Sitting on the old cart in Grandmother's back yard on this warm April afternoon the 83 degrees make if feel more like a June afternoon. Barney, the orange cat, is curled up beside me. Every now and then he raises his head and looks sadly into my eyes, meowing. He is very needy today. He has cut his paw and is feeling a bit depressed on account of it. At the moment he's snoozing peacefully, but the tip of his tail is twitching - ever on guard. There is a yellow smudge of pollen on Barney's chin which spoils his normally dignified look.
A gust of wind buffets us and it smells like plowed earth, grasses, clover, and whatever other mysterious ingredients might be responsible for the delicious smell of Spring. New life triumphing from the death-grip of winter. It's a wild, sweet, fragrant, alluring wind. It takes me back, in spirit, to those enchanted places in the hills and mountains of Aragón of my growing-up years.
My brothers and sisters and I used to go wading in the creek at Belsué, where our parents took us on innumerable picnics. Meandering slowly upstream we would stop to admire the tadpoles and the minnows and to try to catch them. Tadpoles we caught, but minnows we did not; although we made desperate efforts to do so, with shouting and effusive splashing in the process. We zig-zagged our way across what we called "stepping stones", which sometimes meant leaping dangerously from a boulder onto a very wobbly rock, and gloried in seeing one another miss and end up on the seat of their pants in middle of the creek, completely soaked.

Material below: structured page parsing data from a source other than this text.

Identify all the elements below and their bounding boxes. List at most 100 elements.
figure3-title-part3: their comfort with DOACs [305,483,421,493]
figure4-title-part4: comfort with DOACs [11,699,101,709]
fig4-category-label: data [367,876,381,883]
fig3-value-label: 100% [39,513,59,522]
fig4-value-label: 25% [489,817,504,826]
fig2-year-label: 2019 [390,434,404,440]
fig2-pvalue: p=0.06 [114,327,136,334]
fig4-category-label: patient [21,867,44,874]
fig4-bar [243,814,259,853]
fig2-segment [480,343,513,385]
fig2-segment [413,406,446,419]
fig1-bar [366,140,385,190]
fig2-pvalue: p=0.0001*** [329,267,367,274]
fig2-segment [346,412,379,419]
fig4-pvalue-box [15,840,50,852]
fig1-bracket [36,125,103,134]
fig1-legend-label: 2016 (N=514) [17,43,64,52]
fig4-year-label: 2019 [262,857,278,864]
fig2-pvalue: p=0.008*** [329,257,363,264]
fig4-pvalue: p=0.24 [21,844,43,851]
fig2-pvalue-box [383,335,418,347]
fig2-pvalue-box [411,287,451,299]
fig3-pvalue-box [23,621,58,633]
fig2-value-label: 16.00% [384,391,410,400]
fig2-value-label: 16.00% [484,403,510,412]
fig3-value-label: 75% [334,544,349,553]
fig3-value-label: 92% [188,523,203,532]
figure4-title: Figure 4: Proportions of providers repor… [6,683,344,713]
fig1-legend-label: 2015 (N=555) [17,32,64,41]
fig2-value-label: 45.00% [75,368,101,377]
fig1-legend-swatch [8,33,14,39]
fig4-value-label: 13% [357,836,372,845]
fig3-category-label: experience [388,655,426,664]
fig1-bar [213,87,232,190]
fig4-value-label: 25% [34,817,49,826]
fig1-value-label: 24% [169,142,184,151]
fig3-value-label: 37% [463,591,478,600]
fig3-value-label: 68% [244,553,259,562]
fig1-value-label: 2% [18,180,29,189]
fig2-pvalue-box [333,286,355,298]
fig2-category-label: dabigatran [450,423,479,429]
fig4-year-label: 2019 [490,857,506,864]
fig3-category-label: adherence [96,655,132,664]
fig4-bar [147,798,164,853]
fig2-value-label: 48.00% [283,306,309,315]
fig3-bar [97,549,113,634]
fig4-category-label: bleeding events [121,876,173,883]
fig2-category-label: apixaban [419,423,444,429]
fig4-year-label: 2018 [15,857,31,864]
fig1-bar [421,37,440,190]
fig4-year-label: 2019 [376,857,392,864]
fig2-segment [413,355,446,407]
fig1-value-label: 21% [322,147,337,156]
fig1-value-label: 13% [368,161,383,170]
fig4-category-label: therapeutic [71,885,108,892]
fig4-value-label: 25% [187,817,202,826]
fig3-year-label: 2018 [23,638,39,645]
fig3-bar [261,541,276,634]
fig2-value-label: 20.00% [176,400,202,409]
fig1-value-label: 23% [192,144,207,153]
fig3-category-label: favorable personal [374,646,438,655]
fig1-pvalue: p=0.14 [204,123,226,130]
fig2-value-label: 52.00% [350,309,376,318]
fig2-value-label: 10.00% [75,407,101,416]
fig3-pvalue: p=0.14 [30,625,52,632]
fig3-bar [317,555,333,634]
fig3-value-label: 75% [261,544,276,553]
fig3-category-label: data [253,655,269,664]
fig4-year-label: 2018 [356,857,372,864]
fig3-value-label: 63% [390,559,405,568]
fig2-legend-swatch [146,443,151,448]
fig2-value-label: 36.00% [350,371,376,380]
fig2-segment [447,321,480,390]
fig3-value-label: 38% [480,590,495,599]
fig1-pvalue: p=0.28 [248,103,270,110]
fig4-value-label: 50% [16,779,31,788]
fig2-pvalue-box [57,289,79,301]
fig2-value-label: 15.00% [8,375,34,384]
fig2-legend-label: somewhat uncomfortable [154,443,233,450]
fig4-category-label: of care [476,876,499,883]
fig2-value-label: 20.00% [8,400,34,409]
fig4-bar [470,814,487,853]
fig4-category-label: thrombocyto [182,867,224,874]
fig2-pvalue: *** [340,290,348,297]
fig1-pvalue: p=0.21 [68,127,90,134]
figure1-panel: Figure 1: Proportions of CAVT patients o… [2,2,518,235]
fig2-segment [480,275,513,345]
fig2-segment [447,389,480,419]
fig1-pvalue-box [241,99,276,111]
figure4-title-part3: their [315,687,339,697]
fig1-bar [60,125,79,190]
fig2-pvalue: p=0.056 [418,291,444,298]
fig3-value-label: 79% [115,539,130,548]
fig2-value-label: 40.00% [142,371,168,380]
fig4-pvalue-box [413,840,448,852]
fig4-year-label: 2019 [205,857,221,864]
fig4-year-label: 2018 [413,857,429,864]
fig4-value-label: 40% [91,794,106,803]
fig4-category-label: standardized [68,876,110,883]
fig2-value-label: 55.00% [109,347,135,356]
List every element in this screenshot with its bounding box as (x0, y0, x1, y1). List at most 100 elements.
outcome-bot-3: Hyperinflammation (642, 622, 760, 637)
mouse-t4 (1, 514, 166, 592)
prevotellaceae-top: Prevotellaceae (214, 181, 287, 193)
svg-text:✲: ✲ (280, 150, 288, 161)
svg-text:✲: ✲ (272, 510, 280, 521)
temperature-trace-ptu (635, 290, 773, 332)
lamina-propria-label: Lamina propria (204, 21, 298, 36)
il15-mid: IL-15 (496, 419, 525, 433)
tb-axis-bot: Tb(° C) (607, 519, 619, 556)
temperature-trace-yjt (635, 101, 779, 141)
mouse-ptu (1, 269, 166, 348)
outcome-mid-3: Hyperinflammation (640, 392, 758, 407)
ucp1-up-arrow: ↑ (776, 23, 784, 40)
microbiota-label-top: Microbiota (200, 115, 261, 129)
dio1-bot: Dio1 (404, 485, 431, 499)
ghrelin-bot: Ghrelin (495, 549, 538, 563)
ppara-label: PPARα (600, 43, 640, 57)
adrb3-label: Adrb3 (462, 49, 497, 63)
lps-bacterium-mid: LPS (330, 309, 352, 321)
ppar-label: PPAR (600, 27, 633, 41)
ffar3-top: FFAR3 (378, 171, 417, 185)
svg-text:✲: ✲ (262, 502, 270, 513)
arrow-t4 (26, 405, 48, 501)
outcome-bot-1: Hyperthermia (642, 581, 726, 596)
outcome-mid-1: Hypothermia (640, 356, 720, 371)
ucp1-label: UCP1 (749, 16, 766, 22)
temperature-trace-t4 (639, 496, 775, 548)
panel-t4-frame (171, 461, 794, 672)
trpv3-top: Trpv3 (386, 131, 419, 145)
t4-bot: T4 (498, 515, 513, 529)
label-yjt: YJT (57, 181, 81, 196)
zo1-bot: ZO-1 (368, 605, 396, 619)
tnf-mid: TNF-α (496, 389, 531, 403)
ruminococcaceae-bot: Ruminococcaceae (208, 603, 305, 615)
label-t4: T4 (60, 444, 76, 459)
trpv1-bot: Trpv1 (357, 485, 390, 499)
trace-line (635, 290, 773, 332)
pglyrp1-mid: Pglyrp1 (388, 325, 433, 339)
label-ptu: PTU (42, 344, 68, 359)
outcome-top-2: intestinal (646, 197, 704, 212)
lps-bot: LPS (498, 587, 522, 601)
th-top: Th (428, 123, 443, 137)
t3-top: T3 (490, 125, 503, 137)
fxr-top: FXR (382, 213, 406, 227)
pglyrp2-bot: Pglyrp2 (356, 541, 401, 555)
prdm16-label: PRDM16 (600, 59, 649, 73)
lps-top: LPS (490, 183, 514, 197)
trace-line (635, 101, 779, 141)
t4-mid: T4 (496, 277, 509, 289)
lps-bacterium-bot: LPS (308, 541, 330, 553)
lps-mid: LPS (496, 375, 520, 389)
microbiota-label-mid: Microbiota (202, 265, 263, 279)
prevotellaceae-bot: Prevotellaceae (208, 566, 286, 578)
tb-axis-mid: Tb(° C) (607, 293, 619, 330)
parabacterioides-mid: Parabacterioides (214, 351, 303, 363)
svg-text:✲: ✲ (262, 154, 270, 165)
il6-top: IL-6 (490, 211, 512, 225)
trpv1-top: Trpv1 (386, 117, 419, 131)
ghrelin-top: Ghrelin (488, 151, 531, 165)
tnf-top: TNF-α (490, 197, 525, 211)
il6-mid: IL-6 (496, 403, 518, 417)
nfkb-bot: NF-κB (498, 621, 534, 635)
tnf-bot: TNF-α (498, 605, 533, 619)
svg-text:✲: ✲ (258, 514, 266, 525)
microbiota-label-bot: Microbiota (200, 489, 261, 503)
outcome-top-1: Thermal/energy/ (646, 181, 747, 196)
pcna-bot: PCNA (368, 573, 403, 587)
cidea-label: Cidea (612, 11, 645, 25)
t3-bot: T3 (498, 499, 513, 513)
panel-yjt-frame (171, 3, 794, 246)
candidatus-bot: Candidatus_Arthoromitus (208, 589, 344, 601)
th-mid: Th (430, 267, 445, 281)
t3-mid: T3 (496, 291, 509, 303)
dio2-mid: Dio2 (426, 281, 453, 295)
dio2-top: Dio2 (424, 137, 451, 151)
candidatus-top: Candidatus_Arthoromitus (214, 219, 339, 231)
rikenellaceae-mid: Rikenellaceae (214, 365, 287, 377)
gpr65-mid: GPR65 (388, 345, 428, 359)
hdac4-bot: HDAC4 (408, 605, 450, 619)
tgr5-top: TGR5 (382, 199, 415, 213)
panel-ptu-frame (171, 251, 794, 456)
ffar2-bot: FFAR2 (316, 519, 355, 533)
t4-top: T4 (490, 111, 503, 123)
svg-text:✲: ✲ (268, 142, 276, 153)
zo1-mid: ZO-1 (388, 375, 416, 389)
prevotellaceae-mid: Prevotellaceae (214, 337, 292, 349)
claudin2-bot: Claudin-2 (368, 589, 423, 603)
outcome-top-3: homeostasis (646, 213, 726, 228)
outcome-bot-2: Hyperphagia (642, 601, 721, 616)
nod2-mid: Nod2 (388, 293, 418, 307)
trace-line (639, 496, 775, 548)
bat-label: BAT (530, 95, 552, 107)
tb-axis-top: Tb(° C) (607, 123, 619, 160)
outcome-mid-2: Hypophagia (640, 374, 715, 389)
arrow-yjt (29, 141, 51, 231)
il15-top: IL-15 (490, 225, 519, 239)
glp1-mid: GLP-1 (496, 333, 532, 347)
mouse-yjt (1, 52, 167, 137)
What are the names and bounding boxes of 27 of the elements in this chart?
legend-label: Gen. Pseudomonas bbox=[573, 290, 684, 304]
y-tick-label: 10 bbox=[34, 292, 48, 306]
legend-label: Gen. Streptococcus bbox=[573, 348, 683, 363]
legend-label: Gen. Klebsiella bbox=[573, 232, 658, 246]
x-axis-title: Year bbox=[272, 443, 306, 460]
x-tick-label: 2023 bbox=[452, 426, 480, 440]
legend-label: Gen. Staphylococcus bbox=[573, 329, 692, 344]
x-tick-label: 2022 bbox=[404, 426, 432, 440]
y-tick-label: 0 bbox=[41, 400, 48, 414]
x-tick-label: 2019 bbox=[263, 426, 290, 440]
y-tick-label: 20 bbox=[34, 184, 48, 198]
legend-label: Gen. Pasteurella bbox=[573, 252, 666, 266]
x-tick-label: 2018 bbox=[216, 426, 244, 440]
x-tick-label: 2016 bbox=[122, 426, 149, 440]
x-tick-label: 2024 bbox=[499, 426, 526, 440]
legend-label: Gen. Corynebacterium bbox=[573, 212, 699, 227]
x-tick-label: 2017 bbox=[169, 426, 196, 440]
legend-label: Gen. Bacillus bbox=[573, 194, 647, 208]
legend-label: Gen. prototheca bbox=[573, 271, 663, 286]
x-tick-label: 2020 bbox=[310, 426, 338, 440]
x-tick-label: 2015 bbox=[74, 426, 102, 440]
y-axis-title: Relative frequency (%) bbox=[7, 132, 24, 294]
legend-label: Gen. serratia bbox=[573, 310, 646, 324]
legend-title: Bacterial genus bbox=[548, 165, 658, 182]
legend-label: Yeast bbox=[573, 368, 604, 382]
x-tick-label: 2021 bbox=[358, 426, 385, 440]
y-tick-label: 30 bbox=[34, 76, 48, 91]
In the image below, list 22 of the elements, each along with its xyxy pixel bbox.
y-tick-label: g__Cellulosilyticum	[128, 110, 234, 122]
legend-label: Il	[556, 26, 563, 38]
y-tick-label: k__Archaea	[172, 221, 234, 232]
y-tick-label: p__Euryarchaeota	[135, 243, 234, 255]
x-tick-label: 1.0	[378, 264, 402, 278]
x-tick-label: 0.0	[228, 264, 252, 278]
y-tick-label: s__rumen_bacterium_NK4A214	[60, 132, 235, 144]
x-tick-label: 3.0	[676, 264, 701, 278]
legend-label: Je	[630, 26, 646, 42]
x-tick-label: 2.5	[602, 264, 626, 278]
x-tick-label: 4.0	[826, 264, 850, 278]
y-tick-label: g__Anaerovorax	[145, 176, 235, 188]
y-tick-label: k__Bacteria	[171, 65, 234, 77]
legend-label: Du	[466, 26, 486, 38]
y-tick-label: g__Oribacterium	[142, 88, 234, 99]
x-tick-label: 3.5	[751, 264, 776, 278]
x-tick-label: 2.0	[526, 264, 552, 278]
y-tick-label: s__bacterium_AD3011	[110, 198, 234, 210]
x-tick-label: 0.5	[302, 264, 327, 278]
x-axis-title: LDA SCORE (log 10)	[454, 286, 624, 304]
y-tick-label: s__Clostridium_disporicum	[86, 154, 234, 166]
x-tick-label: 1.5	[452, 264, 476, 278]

At another of our picnic spots by the Río Gállego, my sister and I shared a Secret Meadow. We would sneak off when the boys weren't looking and slip through the bushes and tall grasses into a sweeping meadow of myriads of wildflowers. At the edge, we could sit under one of the old oak trees and listen to the wind rush through it's branches while we looked out across that sea of color, taking in the rich fragrance and the glory of it. The hills in the distance seemed to fence the meadow. On those hills, though you could not see them from that distance, you could hear the music of the sheep's bells. It was our slice of fairyland.
Barney brings me out of my reveries as he pulls himself up and stands on my lap, staring into my face. He meows adamantly as if to remind me that I am here for the sole purpose of comforting him, and to emphasize his point, he lies down across my keyboard. I have to peel him off and convince him that beside me is a perfectly good place to be.
Something deep inside me is stirred... restless... it's a kind of Spring fever, tinted with nostaglia and homesickness.